Witness Idil Malim said bodies of those killed and wounded lay around the complex.
“There were several people lying dead at the scene,” he said.
Shebab spokesman Abdulaziz Abu Musab claimed responsibility, boasting that their gunmen had been in “fully in control” of the ministry, as well as entering a neighboring building housing the oil ministry.
As government forces retook the compound and fighting ended the fate of the gunmen was not immediately clear; whether they had been killed in the assault or had managed to escape.
The building is in the K5 district of the capital, which has been hit by a string of similar attacks in recent months.
The Shebab rebels stage regular attacks in the capital as part of their fight against the country’s internationally-backed government and African Union forces supporting it.
A car bombing to force entry into fortified buildings followed by an armed raid has become a trademark tactic of the hardline Islamists.
Somalia has been unstable since the collapse of Siad Barre’s hardline regime in 1991, and the country’s new government is being supported by a 22,000-strong African Union force that includes troops from Burundi, Djibouti, Ethiopia, Kenya and Uganda.
Shebab fighters have carried out a string of revenge attacks in neighboring countries, notably Kenya and Uganda, in response to their participation in the AU force.
It carried out its deadliest attack yet earlier this month, when Shebab gunmen massacred 148 people in a day-long siege of a university in Kenya’s northeastern town of Garissa.
The attack on the university was the Shebab’s bloodiest massacre and Kenya’s worst since the 1998 bombing of the U.S. embassy in Nairobi.
The Shebab later warned of a “long, gruesome war” unless Kenya withdraws its troops from Somalia, as well as warning the government in Mogadishu it would continue to attack them on home soil.
Shebab fighters also carried out the Westgate shopping mall attack in Nairobi in September 2013, a four-day siege which left at least 67 people dead.

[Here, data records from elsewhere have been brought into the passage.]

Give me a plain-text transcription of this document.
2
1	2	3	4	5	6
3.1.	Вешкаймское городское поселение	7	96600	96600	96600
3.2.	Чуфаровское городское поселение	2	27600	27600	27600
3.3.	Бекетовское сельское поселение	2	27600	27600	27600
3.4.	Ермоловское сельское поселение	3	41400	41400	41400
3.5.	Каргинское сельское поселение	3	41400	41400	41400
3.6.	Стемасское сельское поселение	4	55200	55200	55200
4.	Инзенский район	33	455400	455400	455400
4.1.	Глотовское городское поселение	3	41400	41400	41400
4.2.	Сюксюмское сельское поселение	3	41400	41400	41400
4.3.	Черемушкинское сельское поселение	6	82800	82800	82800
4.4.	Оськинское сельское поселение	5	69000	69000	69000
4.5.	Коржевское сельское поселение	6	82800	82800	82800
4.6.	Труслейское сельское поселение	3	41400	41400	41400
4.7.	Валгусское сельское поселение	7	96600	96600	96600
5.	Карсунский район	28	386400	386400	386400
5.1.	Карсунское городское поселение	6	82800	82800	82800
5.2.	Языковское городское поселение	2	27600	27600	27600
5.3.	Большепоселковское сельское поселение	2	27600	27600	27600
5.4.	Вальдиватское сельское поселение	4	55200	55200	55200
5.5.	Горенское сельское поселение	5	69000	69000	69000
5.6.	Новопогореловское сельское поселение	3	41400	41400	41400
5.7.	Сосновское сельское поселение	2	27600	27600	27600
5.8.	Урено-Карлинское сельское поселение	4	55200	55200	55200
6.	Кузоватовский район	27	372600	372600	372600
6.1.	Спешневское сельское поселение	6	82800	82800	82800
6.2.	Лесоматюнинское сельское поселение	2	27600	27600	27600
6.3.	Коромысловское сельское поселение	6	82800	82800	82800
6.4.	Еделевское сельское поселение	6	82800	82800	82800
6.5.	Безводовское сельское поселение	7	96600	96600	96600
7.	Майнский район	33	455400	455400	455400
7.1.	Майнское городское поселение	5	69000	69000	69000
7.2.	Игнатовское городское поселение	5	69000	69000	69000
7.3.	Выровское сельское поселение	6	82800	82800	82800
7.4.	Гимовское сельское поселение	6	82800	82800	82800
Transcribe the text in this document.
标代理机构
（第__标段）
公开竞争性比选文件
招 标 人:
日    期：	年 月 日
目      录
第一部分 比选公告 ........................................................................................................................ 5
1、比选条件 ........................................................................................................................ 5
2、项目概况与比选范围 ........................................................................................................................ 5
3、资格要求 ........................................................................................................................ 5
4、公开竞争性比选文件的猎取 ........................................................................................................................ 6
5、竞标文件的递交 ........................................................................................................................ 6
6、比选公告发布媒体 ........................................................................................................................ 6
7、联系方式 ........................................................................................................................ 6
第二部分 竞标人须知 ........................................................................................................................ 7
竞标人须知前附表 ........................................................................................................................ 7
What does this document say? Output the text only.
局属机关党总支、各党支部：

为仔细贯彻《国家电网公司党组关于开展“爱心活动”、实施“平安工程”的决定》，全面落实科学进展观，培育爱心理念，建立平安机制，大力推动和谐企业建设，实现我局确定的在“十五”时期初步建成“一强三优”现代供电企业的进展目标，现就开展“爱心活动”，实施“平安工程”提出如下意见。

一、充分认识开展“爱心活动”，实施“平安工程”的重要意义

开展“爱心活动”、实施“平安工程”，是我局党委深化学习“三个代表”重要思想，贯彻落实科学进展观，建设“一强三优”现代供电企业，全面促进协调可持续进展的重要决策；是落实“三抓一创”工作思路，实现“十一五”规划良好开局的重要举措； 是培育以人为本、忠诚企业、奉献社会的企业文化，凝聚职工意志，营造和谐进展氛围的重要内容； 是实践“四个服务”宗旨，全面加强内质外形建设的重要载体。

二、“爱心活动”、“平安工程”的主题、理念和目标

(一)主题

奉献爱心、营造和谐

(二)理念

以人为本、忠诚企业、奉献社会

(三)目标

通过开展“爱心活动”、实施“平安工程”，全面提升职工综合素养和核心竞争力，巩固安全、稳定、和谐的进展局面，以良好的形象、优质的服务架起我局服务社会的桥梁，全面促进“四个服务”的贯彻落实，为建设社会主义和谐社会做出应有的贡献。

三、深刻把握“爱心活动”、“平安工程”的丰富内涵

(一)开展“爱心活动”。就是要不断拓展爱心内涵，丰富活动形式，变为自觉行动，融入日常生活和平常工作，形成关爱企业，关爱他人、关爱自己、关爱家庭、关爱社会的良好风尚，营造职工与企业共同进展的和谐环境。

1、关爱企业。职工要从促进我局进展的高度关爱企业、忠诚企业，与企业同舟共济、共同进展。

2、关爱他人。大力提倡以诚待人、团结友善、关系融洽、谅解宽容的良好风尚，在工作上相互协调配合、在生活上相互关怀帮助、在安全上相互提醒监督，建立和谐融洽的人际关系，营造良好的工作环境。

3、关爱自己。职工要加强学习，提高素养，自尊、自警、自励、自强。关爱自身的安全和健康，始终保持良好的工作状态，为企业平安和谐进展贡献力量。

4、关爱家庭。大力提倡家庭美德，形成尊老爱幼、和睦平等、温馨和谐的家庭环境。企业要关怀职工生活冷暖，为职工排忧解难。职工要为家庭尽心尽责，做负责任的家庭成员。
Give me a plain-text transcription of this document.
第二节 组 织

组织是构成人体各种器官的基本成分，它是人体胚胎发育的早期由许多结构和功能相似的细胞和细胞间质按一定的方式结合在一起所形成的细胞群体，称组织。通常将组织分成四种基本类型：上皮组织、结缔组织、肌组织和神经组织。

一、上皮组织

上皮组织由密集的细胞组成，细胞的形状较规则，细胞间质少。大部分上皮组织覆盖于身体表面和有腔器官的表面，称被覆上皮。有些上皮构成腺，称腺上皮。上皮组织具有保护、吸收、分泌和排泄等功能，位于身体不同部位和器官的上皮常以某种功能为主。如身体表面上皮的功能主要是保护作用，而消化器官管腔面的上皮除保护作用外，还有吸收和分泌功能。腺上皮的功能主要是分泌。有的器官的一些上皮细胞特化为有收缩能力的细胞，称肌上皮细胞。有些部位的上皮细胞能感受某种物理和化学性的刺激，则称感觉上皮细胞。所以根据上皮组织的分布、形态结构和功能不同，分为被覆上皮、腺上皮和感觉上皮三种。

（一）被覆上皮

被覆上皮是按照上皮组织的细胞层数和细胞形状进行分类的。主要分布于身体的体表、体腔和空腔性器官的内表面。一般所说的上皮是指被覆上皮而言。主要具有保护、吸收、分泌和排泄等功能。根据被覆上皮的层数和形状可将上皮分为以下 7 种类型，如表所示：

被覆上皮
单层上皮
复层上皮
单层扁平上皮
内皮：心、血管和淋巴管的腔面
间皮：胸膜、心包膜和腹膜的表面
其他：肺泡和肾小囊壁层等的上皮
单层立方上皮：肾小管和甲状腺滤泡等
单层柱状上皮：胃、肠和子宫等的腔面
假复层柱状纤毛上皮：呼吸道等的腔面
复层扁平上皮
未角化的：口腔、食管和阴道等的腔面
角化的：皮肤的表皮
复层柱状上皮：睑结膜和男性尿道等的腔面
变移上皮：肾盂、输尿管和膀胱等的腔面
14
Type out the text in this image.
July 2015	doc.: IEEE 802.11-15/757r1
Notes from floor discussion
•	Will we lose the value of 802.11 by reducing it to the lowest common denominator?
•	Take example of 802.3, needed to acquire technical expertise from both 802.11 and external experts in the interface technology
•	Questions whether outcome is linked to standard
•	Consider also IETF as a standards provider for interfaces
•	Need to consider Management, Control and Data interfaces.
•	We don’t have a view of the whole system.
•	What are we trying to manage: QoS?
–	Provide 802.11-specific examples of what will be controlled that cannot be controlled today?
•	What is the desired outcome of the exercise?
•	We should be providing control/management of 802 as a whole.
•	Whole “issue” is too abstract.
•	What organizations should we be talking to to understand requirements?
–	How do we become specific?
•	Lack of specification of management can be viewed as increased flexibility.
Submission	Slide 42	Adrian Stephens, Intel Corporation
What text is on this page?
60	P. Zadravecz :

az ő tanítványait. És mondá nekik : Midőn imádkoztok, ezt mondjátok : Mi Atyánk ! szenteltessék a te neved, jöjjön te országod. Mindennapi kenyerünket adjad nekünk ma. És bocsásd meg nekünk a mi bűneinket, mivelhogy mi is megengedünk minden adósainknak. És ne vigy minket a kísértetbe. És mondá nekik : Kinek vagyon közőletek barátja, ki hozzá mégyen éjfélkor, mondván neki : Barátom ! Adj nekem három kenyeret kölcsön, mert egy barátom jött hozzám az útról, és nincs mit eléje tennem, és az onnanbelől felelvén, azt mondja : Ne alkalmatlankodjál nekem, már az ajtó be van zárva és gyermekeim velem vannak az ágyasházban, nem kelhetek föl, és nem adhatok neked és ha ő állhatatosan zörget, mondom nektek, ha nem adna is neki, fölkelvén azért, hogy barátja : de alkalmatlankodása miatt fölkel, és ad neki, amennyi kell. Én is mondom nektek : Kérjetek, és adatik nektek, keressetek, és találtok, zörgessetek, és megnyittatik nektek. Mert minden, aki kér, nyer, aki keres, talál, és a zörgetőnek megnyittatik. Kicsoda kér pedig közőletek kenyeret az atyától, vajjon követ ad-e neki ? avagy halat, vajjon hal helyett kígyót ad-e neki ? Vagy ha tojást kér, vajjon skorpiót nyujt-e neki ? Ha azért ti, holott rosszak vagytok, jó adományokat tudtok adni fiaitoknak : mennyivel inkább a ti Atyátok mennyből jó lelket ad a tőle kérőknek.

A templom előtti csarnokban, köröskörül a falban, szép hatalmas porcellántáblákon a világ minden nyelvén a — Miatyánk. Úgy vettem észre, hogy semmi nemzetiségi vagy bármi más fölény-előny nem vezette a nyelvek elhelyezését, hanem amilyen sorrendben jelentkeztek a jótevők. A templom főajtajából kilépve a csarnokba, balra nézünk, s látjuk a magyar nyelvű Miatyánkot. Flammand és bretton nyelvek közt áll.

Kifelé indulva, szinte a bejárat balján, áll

Last month Shehab gunmen in Mogadishu stormed the fortified Maka al Mukarama hotel, used by politicians, diplomats and businessmen.
Despite losing significant territory in recent months the Shebab group, whose name means “youth” in Arabic, still manages to launch frequent attacks as part of its fight to overthrow the government.
Last week the government in Mogadishu issued bounties for 11 top leaders of the Shebab, with $250,000 offered for the extremist’s chief, Ahmad Umar.